Uno de los aspectos más difíciles de entender acerca de la naturaleza de Dios es su inmensa misericordia. Quienes buscan apoyarse en una supuesta incongruencia entre la naturaleza amorosa de Dios y su justicia,más que todo para negar su existencia, siempre ignoran convenientemente la capacidad y voluntad que tiene Dios para perdonar nuestros pecados. Si Dios fuese sólo justicia y verdad ningún ser humano, con la notable e incomparable excepción de nuestro Señor Jesucristo, podría ser hallado inocente de todo mal. Esto significa que todos estamos en principio condenados a existir totalmente separados de Dios, es decir a muerte. La única manera que el amor de Dios podía alcanzarnos y rescatarnos sin quebrantar su propia justicia era mediante la muerte de Jesucristo en lugar de todos nosotros. El justo llevando la culpa de los injustos. El inocente cargando sobre sí toda la condenación de los culpables. En la muerte de Jesucristo en la cruz, sentenciada por las autoridades imperiales romanas, se lograron satisfacer todos los requerimientos de la ley y todos aquellos que creen en Cristo se hacen beneficiarios del cumplimiento penal de la sentencias individuales establecida sobre cada uno de ellos.
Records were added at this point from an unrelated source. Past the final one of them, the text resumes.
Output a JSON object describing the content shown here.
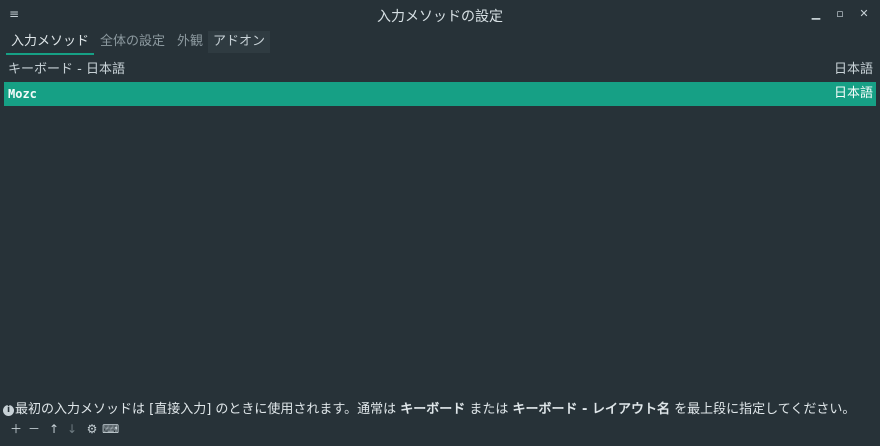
{
  "window": {
    "title": "入力メソッドの設定",
    "menu_icon": "hamburger-icon",
    "minimize_icon": "minimize-icon",
    "maximize_icon": "maximize-icon",
    "close_icon": "close-icon"
  },
  "tabs": [
    {
      "label": "入力メソッド",
      "state": "active"
    },
    {
      "label": "全体の設定",
      "state": "inactive"
    },
    {
      "label": "外観",
      "state": "inactive"
    },
    {
      "label": "アドオン",
      "state": "inactive"
    }
  ],
  "input_methods": [
    {
      "name": "キーボード - 日本語",
      "language": "日本語",
      "selected": false
    },
    {
      "name": "Mozc",
      "language": "日本語",
      "selected": true
    }
  ],
  "hint": {
    "icon": "info-icon",
    "part1": "最初の入力メソッドは [直接入力] のときに使用されます。通常は ",
    "bold1": "キーボード",
    "part2": " または ",
    "bold2": "キーボード - レイアウト名",
    "part3": " を最上段に指定してください。"
  },
  "toolbar": {
    "add_icon": "plus-icon",
    "remove_icon": "minus-icon",
    "up_icon": "arrow-up-icon",
    "down_icon": "arrow-down-icon",
    "configure_icon": "gear-icon",
    "keyboard_icon": "keyboard-icon"
  },
  "colors": {
    "background": "#273238",
    "accent": "#16a085"
  }
}
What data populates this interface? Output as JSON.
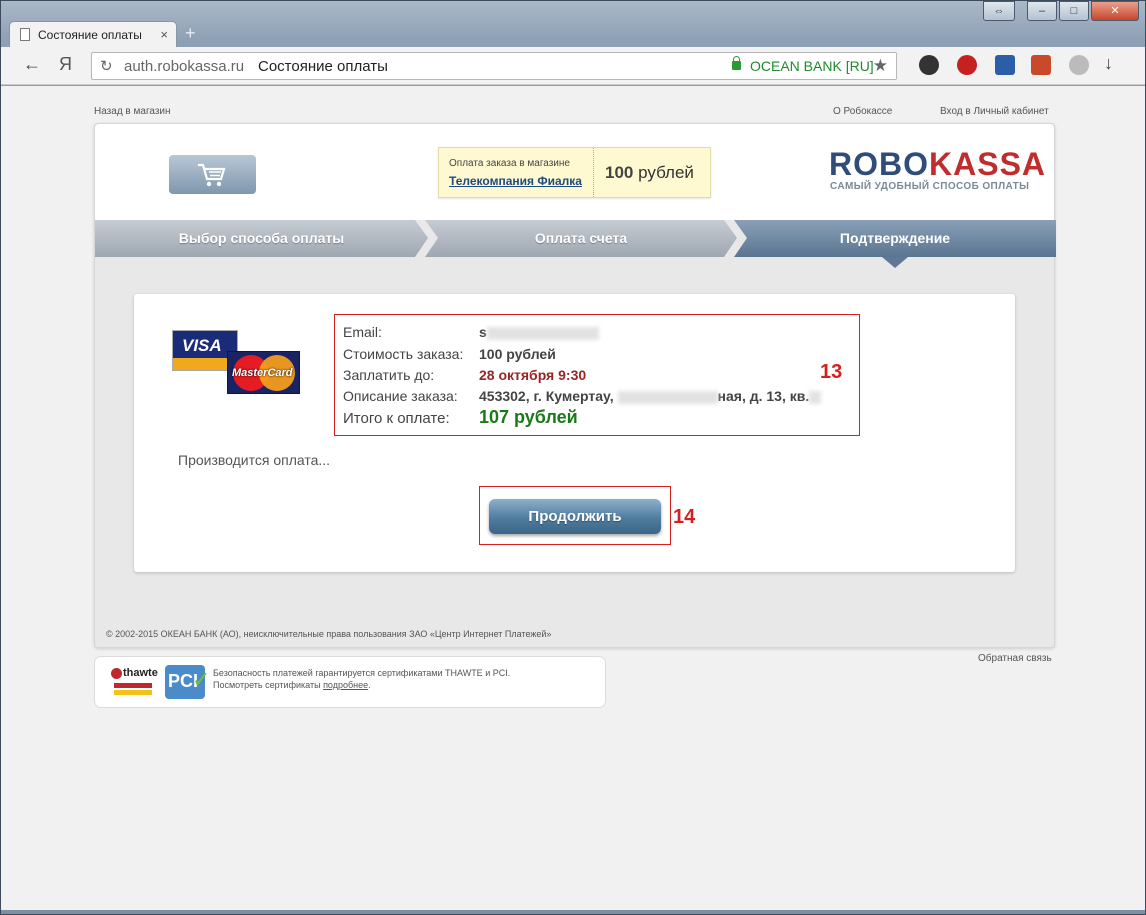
{
  "browser": {
    "tab_title": "Состояние оплаты",
    "tab_close": "×",
    "new_tab": "+",
    "window_buttons": [
      "⇔",
      "–",
      "□",
      "✕"
    ],
    "back": "←",
    "home": "Я",
    "reload": "↻",
    "url_host": "auth.robokassa.ru",
    "url_title": "Состояние оплаты",
    "security_label": "OCEAN BANK [RU]",
    "star": "★",
    "download": "↓"
  },
  "page": {
    "back_to_shop": "Назад в магазин",
    "about": "О Робокассе",
    "cabinet": "Вход в Личный кабинет",
    "order_label": "Оплата заказа в магазине",
    "shop_name": "Телекомпания Фиалка",
    "amount_number": "100",
    "amount_unit": "рублей",
    "logo_robo": "ROBO",
    "logo_kassa": "KASSA",
    "logo_tagline": "САМЫЙ УДОБНЫЙ СПОСОБ ОПЛАТЫ",
    "steps": [
      "Выбор способа оплаты",
      "Оплата счета",
      "Подтверждение"
    ],
    "cards": {
      "visa": "VISA",
      "mastercard": "MasterCard"
    },
    "details": {
      "email_label": "Email:",
      "email_value": "s",
      "cost_label": "Стоимость заказа:",
      "cost_value": "100 рублей",
      "pay_until_label": "Заплатить до:",
      "pay_until_value": "28 октября 9:30",
      "desc_label": "Описание заказа:",
      "desc_value_start": "453302, г. Кумертау,",
      "desc_value_end": "ная, д. 13, кв.",
      "total_label": "Итого к оплате:",
      "total_value": "107 рублей"
    },
    "annotation_13": "13",
    "annotation_14": "14",
    "processing": "Производится оплата...",
    "continue_button": "Продолжить",
    "copyright": "© 2002-2015 ОКЕАН БАНК (АО), неисключительные права пользования ЗАО «Центр Интернет Платежей»",
    "feedback": "Обратная связь",
    "security_line1": "Безопасность платежей гарантируется сертификатами THAWTE и PCI.",
    "security_line2": "Посмотреть сертификаты",
    "security_link": "подробнее",
    "security_dot": ".",
    "thawte": "thawte",
    "pci": "PCI",
    "pci_check": "✓"
  },
  "colors": {
    "accent_blue": "#2f4d78",
    "accent_red": "#c02d2d",
    "total_green": "#1a7a1a",
    "annotation_red": "#d81f1f"
  }
}
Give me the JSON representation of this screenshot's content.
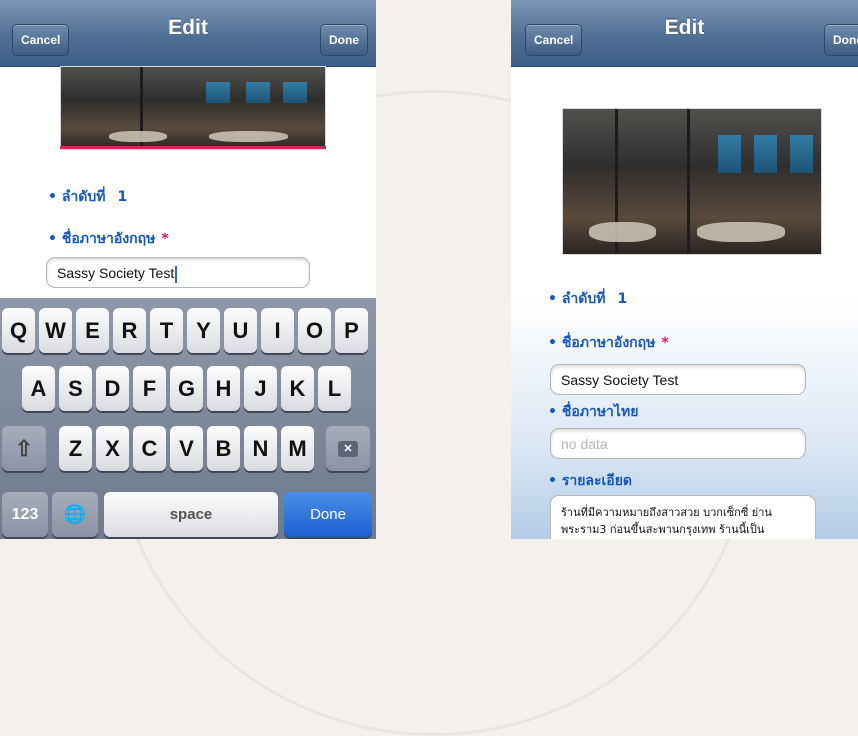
{
  "left": {
    "nav": {
      "cancel": "Cancel",
      "title": "Edit",
      "done": "Done"
    },
    "fields": {
      "order_label": "ลำดับที่",
      "order_value": "1",
      "name_en_label": "ชื่อภาษาอังกฤษ",
      "required_mark": "*",
      "name_en_value": "Sassy  Society Test"
    },
    "keyboard": {
      "row1": [
        "Q",
        "W",
        "E",
        "R",
        "T",
        "Y",
        "U",
        "I",
        "O",
        "P"
      ],
      "row2": [
        "A",
        "S",
        "D",
        "F",
        "G",
        "H",
        "J",
        "K",
        "L"
      ],
      "row3": [
        "Z",
        "X",
        "C",
        "V",
        "B",
        "N",
        "M"
      ],
      "shift": "⇧",
      "delete": "✕",
      "numbers": "123",
      "globe": "🌐",
      "space": "space",
      "done": "Done"
    }
  },
  "right": {
    "nav": {
      "cancel": "Cancel",
      "title": "Edit",
      "done": "Done"
    },
    "fields": {
      "order_label": "ลำดับที่",
      "order_value": "1",
      "name_en_label": "ชื่อภาษาอังกฤษ",
      "required_mark": "*",
      "name_en_value": "Sassy  Society Test",
      "name_th_label": "ชื่อภาษาไทย",
      "name_th_placeholder": "no data",
      "detail_label": "รายละเอียด",
      "detail_value": "ร้านที่มีความหมายถึงสาวสวย บวกเซ็กซี่ ย่านพระราม3 ก่อนขึ้นสะพานกรุงเทพ ร้านนี้เป็น"
    }
  },
  "colors": {
    "nav": "#4f6f94",
    "label": "#1557c2",
    "required": "#e01560",
    "done_key": "#1d5fd1"
  }
}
Cualquiera que se presente delante de Dios sin la representación legal de nuestro Salvador quedará irremediablemente sentenciado a muerte. Ésto es algo que no debe ser considerado con ligereza. A nadie se le ocurre acudir a un tribunal de justicia o a un juzgado sin la debida asistencia de un abogado. Para todos los que hemos creído en Cristo ocurrirá un juicio inédito. En este juicio, el abogado defensor (Jesucristo) que representa al acusado (cada uno de nosotros) no busca que su cliente sea hallado libre de culpa. En realidad se reconoce toda la culpa y la necesidad de aplicar todo el peso de la ley a su representado. Sin embargo, como argumento final para la defensa, el abogado defensor asume toda responsabilidad sobre las consecuencias derivadas de las acciones criminales de su cliente y como el requisito del castigo ya ha sido satisfecho por el defensor, al tribunal no le queda dictaminar otra cosa que la absolución del acusado. Reconozcamos con eterno agradecimiento la obra de nuestro Señor Jesucristo llevada a cabo en la cruz del monte de la Calavera y busquemos cobijo bajo su redentora misericordia. ¡Sólo a Dios sea la gloria!